Elizabeth Fort in Cork

Elizabeth Fort is located in Cork (county of Cork)

Address: Barracks Street, Cork
Postcode:

Position on map:

Phone: 021 4975947
E-mail: heritage@corkcity.ie

Elizabeth Fort is an early 17th century star-shaped fort off Barrack Street. Used as an army base for the protection of the city it was constructed on a limestone outcrop overlooking the medieval walled city in 1601 by Sir George Carew, the then president of Munster during the reign of Elizabeth 1. Following the death of Elizabeth in 1603, the fort was demolished by the citizens of Cork, however, when the town was re-taken, they were compelled to rebuild it at their own expense. It was replaced in 1624 by a stronger fort and it is reputed that improvements were also made by Cromwell in 1649. In1690 the fort was besieged, along with the city, by Williamite forces. After a few days, the city walls were breached and the fort was surrendered. A cannonball thought to have been fired from the Fort at the old tower of St. Fin Barre’s was found during the 19th century rebuilding by Burges and can be seen hanging in the new Cathedral. This effectively saw the end of Elizabeth Fort as a defensive fortification. In 1719 a new military barracks was built within the fort, this continued in use until 1806, when a new military barracks was built on the north side of the city.
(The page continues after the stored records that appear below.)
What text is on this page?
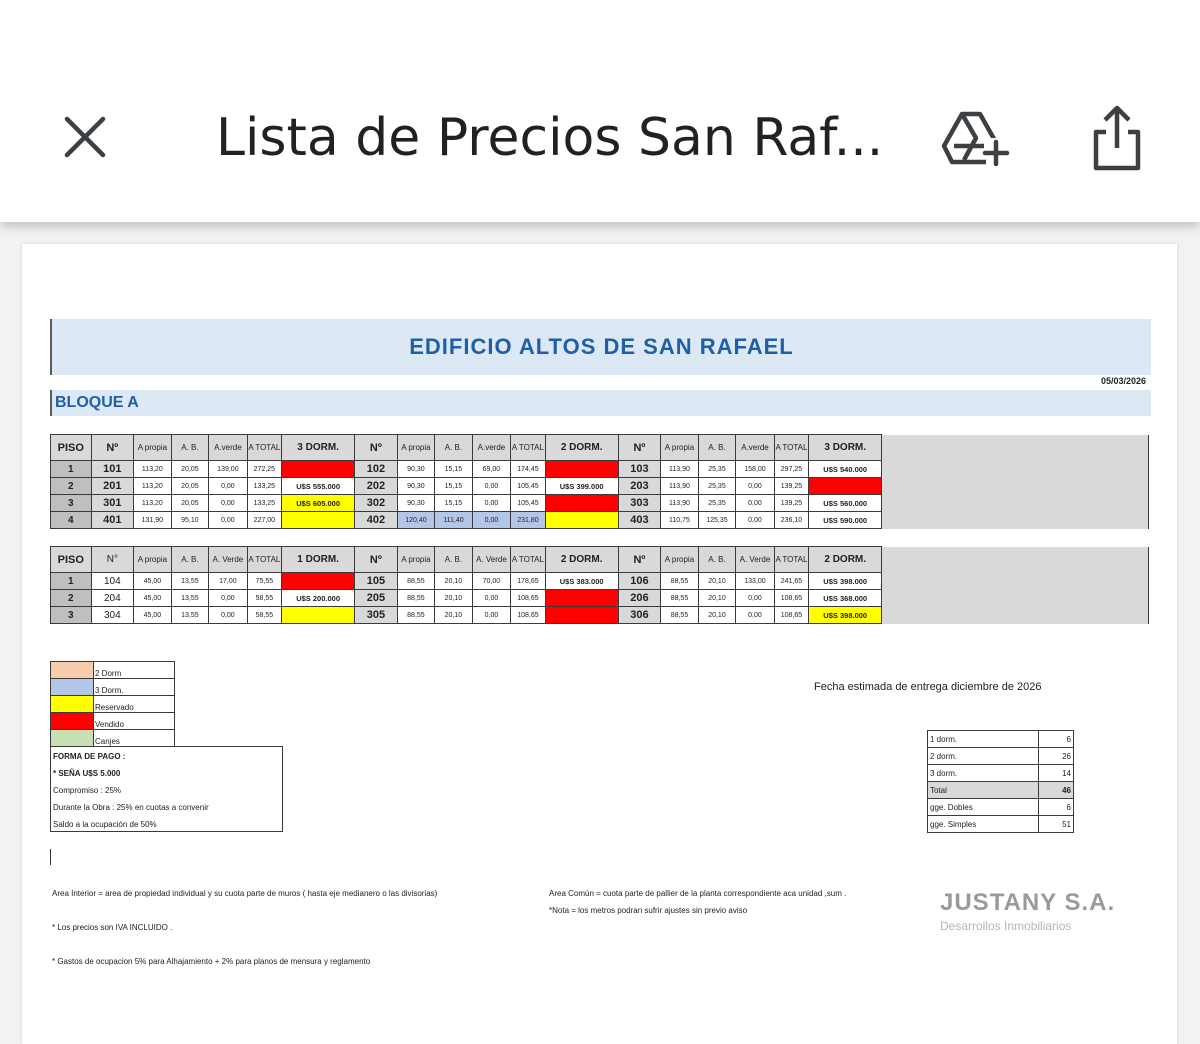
Lista de Precios San Raf...
EDIFICIO ALTOS DE SAN RAFAEL
05/03/2026
BLOQUE A
PISO	Nº	A propia	A. B.	A.verde	A TOTAL	3 DORM.	Nº	A propia	A. B.	A.verde	A TOTAL	2 DORM.	Nº	A propia	A. B.	A.verde	A TOTAL	3 DORM.	
1	101	113,20	20,05	139,00	272,25		102	90,30	15,15	69,00	174,45		103	113,90	25,35	158,00	297,25	U$S 540.000	
2	201	113,20	20,05	0,00	133,25	U$S 555.000	202	90,30	15,15	0,00	105,45	U$S 399.000	203	113,90	25,35	0,00	139,25		
3	301	113,20	20,05	0,00	133,25	U$S 605.000	302	90,30	15,15	0,00	105,45		303	113,90	25,35	0,00	139,25	U$S 560.000	
4	401	131,90	95,10	0,00	227,00		402	120,40	111,40	0,00	231,80		403	110,75	125,35	0,00	236,10	U$S 590.000	
PISO	N°	A propia	A. B.	A. Verde	A TOTAL	1 DORM.	Nº	A propia	A. B.	A. Verde	A TOTAL	2 DORM.	Nº	A propia	A. B.	A. Verde	A TOTAL	2 DORM.	
1	104	45,00	13,55	17,00	75,55		105	88,55	20,10	70,00	178,65	U$S 383.000	106	88,55	20,10	133,00	241,65	U$S 398.000	
2	204	45,00	13,55	0,00	58,55	U$S 200.000	205	88,55	20,10	0,00	108,65		206	88,55	20,10	0,00	108,65	U$S 368.000	
3	304	45,00	13,55	0,00	58,55		305	88,55	20,10	0,00	108,65		306	88,55	20,10	0,00	108,65	U$S 398.000	
	2 Dorm
	3 Dorm.
	Reservado
	Vendido
	Canjes
FORMA DE PAGO :
* SEÑA U$S 5.000
Compromiso : 25%
Durante la Obra : 25% en cuotas a convenir
Saldo a la ocupación de 50%
Fecha estimada de entrega diciembre de 2026
1 dorm.	6
2 dorm.	26
3 dorm.	14
Total	46
gge. Dobles	6
gge. Simples	51
Area Interior = area de propiedad individual y su cuota parte de muros ( hasta eje medianero o las divisorias)	Area Común = cuota parte de pallier de la planta correspondiente aca unidad ,sum .
*Nota = los metros podran sufrir ajustes sin previo aviso
* Los precios son IVA INCLUIDO .
* Gastos de ocupacion 5% para Alhajamiento + 2% para planos de mensura y reglamento
JUSTANY S.A.
Desarrollos Inmobiliarios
In the following years, the fort was used as a female prison for convicts awaiting transportation and as a station for the Cork City Artillery Militia and then during the Irish War of Independence as a base for the ‘Black and Tans’. In August 1922 during the civil war the barrack buildings were destroyed by fire and rebuilt in the present form. The buildings within the fort served as a Garda station until recently.The site is highly significant in relation to the military and social history of Cork and boasts an exceptional view of the city from the ramparts and from the timber viewing gallery along the north side of the courtyard. Elizabeth Fort is now in the possession of Cork City Council, who plan to develop this valuable asset as a major public attraction within the city.